You can't stop it permanently. Most machinery nowadays is powder coated. It rusts under the coating before it show signs (bubbles) of failure. I just plan on hitting the spots every year with the wire brush, naval jelly, primer and paint. It's like a house. Paint, paint some more, paint some more. MH


----------



## Shryp (Jan 1, 2011)

Those door guards seem like a good idea. Looks like they are holding up well.


----------



## Blue Hill (Mar 31, 2013)

Ever hear of Linex? LINE-X Sprayon Bedliners, Protective Coatings, Truck Bed Coating, Floor Coating, Industrial Flooring
I'm wondering about having the inside of my chute coated. I'd want something smoother than what they used for the bed liner on my pick-up, but the coating wears like a pig's nose.  I'm thinking it would really protect the inside of the chute from the gravel chips that I've already got.


----------



## UNDERTAKER (Dec 30, 2013)

that liner stuff is not slippery enough. to keep every thing moving. use that POR-15 HARDNOSE PAINT. POR-15.COM


----------



## Shryp (Jan 1, 2011)

You can get yourself some plastic like a roll up sled or some stainless and make a liner.


----------



## cdestuck (Jan 20, 2013)

After each use I wash the blower and give it a good rising to get any possible salt and crap off of it. Each spring before tucking it away for the summer, I touch up and bad spots with either spray or touch up paint. I block up the back of the blower, pull the wheels and clean and wax everything. Little grease on the axles and do the oil and fuel


----------



## scipper77 (Dec 4, 2013)

I just run a 40 year old blower with the original paint.
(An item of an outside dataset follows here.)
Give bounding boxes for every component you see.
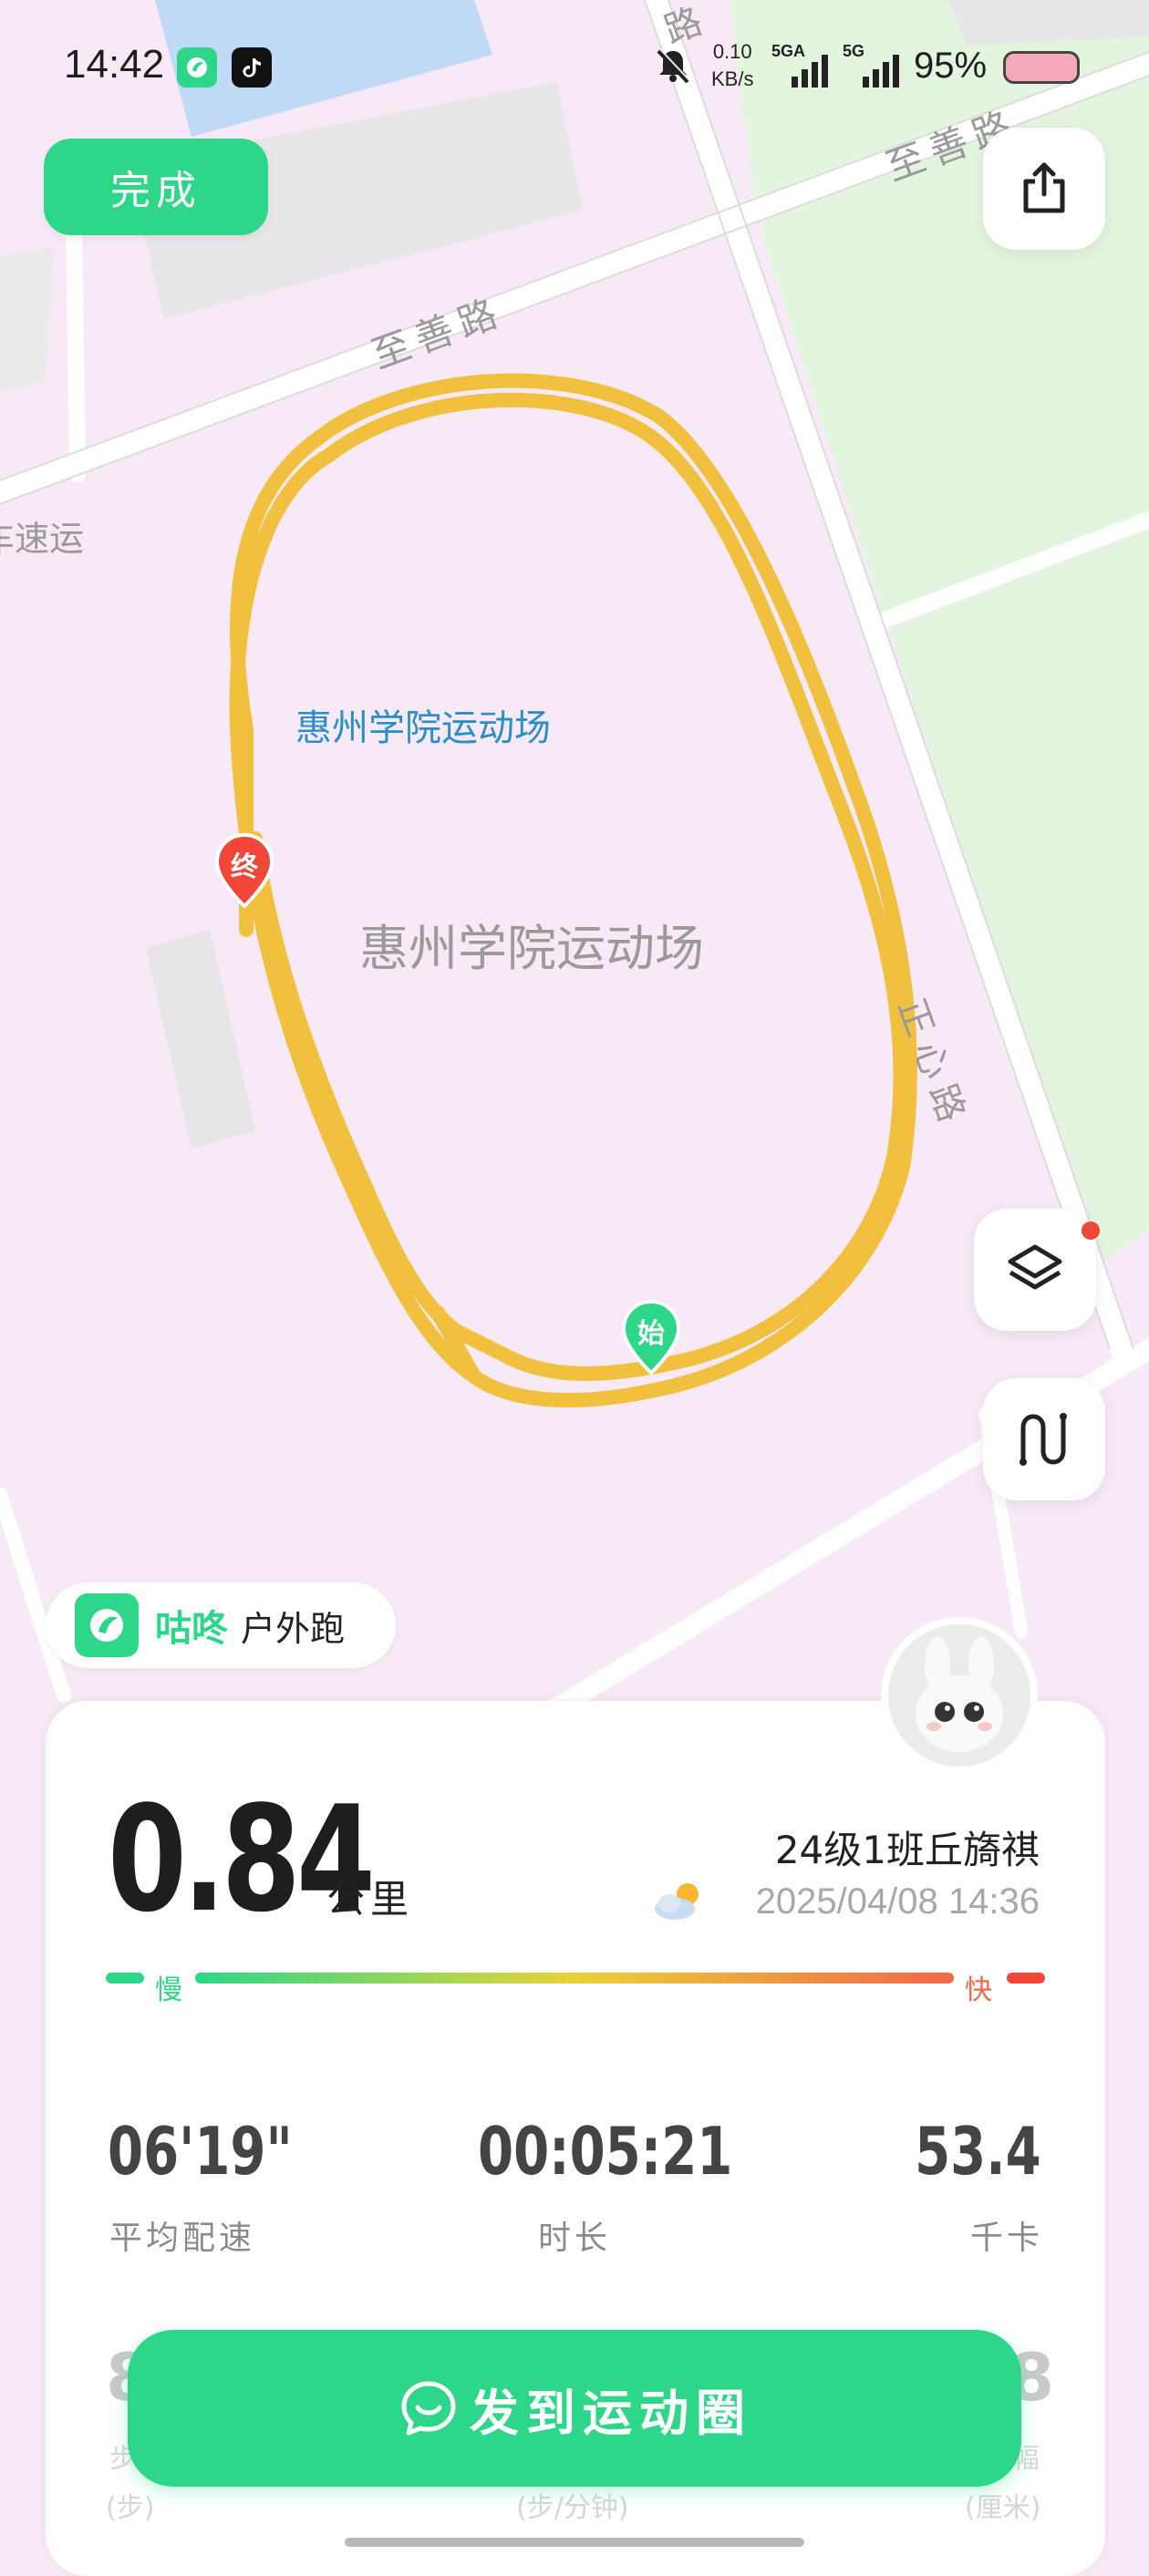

I have no idea why the new ones rust and the old ones just develop a patina.


----------



## JRHAWK9 (Jan 6, 2013)

I live in a rural area where they use no salt on the road 

I just spray the impeller, bucker and chute areas down with a water repellant spray like WD-40 or Blaster PB 50. I do it solely for rust prevention and not for aesthetics.


----------



## JerryD (Jan 19, 2014)

scipper77 said:


> I just run a 40 year old blower with the original paint. I have no idea why the new ones rust and the old ones just develop a patina.



My thoughts exactly!


----------